Tom went on to attend medical school at the University of Connecticut, from which he graduated in 1977. He then completed an internship and a diagnostic
radiology residency at Naval Regional Medical Center in San Diego, where he was awarded the Outstanding Senior Resident Award. He selected his medical
specialty, he says, because it requires a broad knowledge of medicine, from
orthopedics to obstetrics to critical care, and allows one to participate in patient
care throughout the medical center. Tom chose to make the military his career because he was able to combine "two of the most honorable professions"—the military and medicine. "Wearing the cloth of the nation as part of its defense and practicing the healing arts is a combination that can’t be beaten," he says. In addition, military medicine "allows one never to have to ask somebody how sick they can afford to be" since all the medical expenses for military patients are paid for by the government.
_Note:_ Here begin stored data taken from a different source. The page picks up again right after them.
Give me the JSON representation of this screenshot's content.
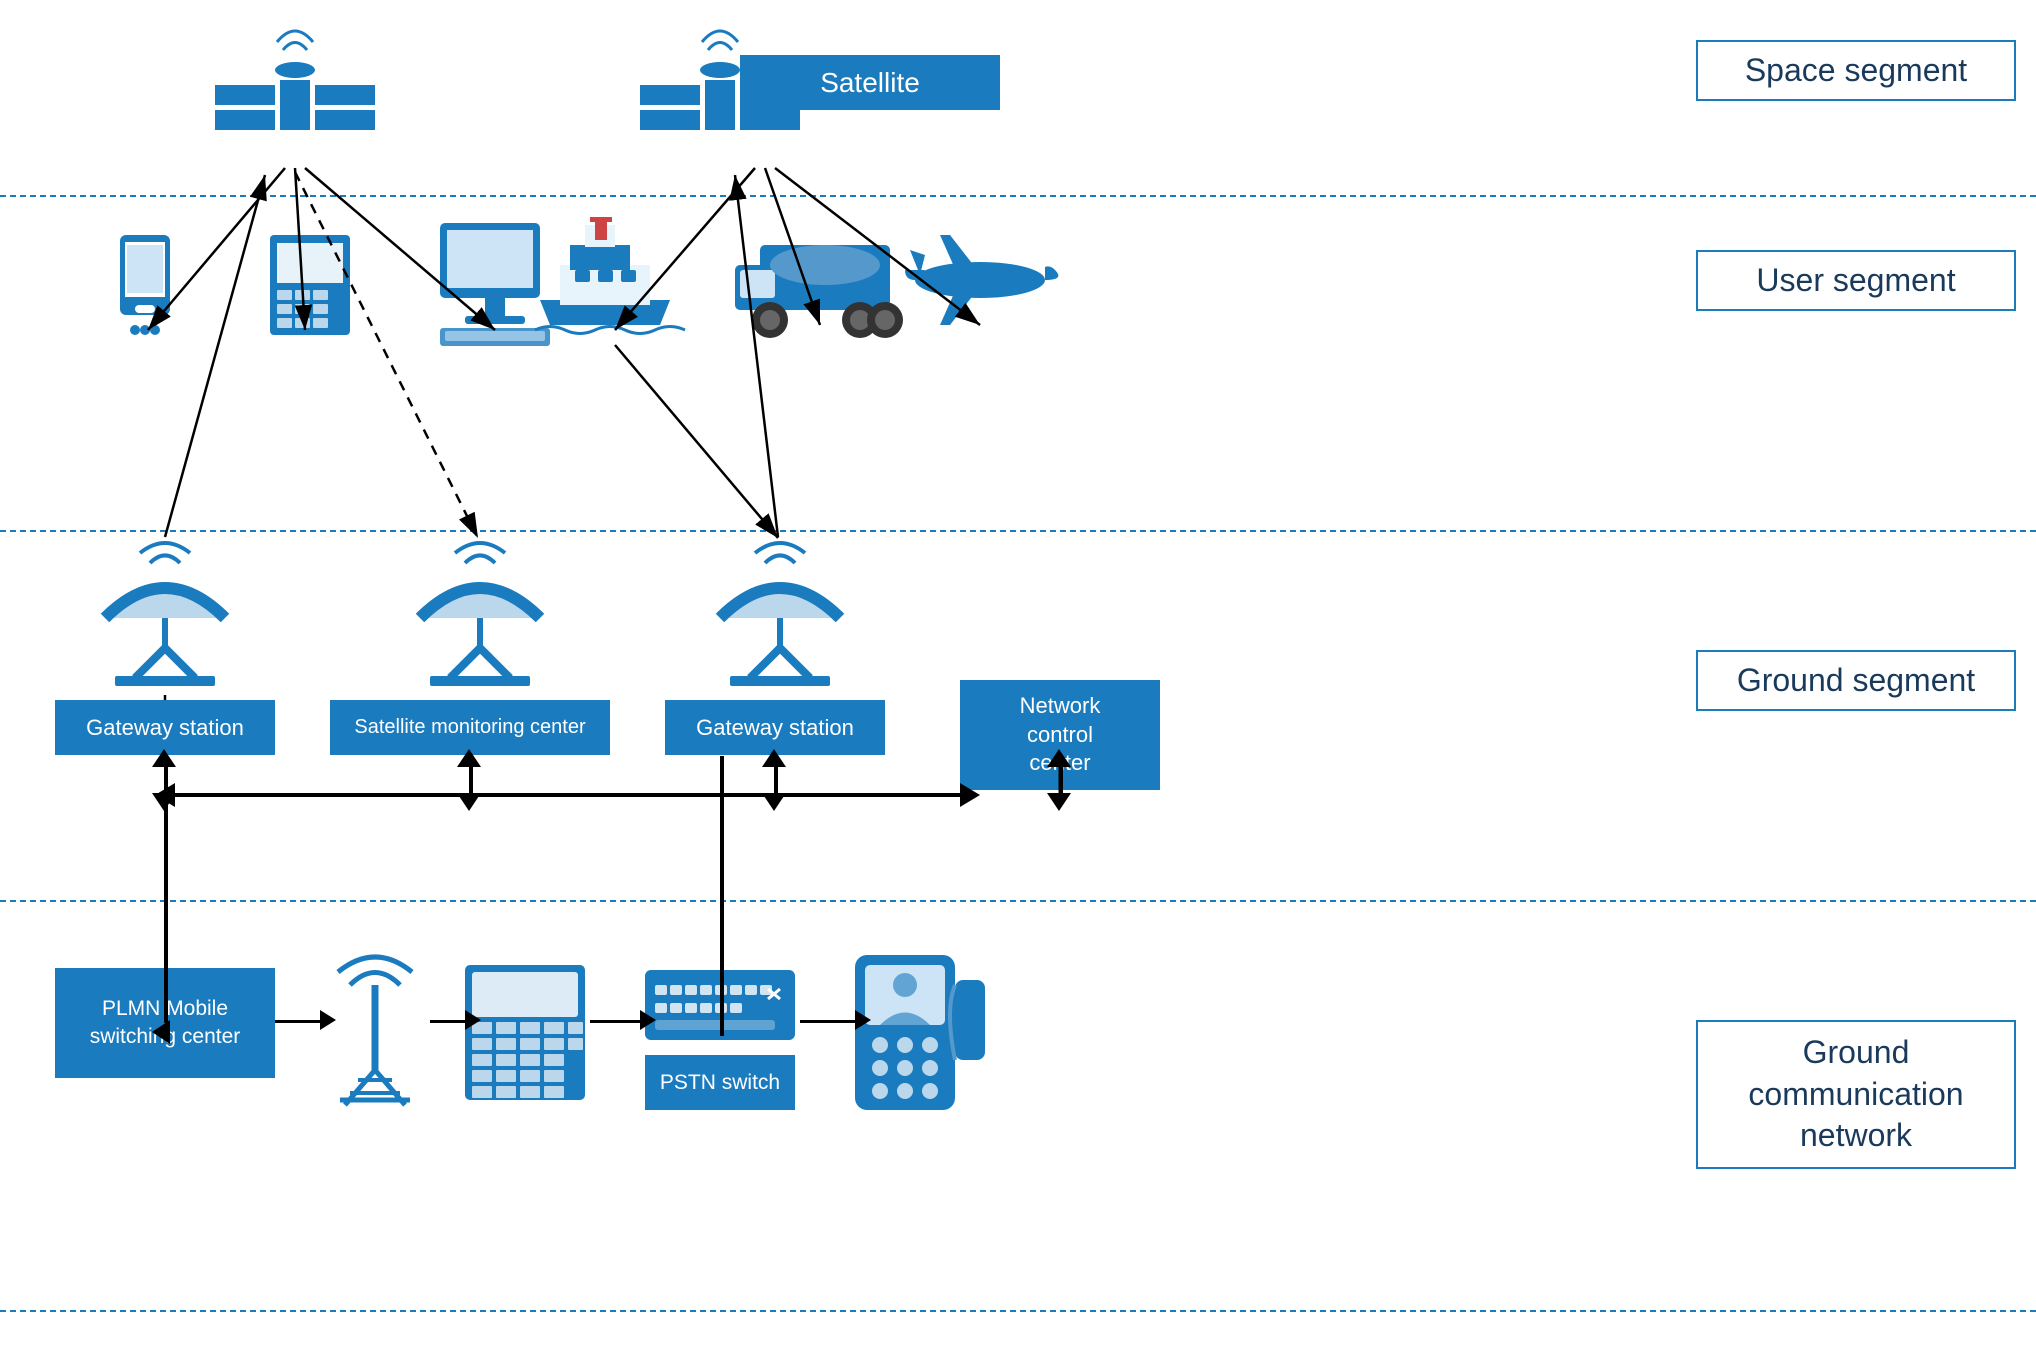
{
  "segments": {
    "space": "Space segment",
    "user": "User segment",
    "ground": "Ground segment",
    "comm": "Ground\ncommunication\nnetwork"
  },
  "labels": {
    "satellite": "Satellite",
    "gateway1": "Gateway station",
    "gateway2": "Gateway station",
    "sat_monitor": "Satellite monitoring center",
    "net_control": "Network\ncontrol\ncenter",
    "plmn": "PLMN Mobile\nswitching center",
    "pstn": "PSTN\nswitch"
  },
  "colors": {
    "blue": "#1a7bbf",
    "dark_blue": "#1a3a5c",
    "dashed": "#1a7bbf"
  }
}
Finally, military medicine allows him to practice all over the world, experiencing different cultures and "diseases that the average physician never dreamed of."
Since 1981 Tom has served in numerous positions for the Navy, most recently as Deputy Commander at Naval Medical Center in San Diego and National Naval Medical Center in Bethesda, Maryland; Commander of Naval Hospital at Camp Pendleton; and Fleet Medical Officer for Commander in Chief, U.S. Naval Forces Europe in London. At Portsmouth he is responsible for a 286-bed acute care tertiary medical center with 5,500 employees. In addition, Tom has received numerous military awards and is the coauthor of 15 radiology peer reviewed articles. He and his wife, Susan, a native of Litchfield, have two grown daughters.
Hopkins is a private middle school and high school for grades 7-12. Located on a campus overlooking New Haven, CT, the School takes pride in its intellectually curious students as well as its dedicated faculty and staff.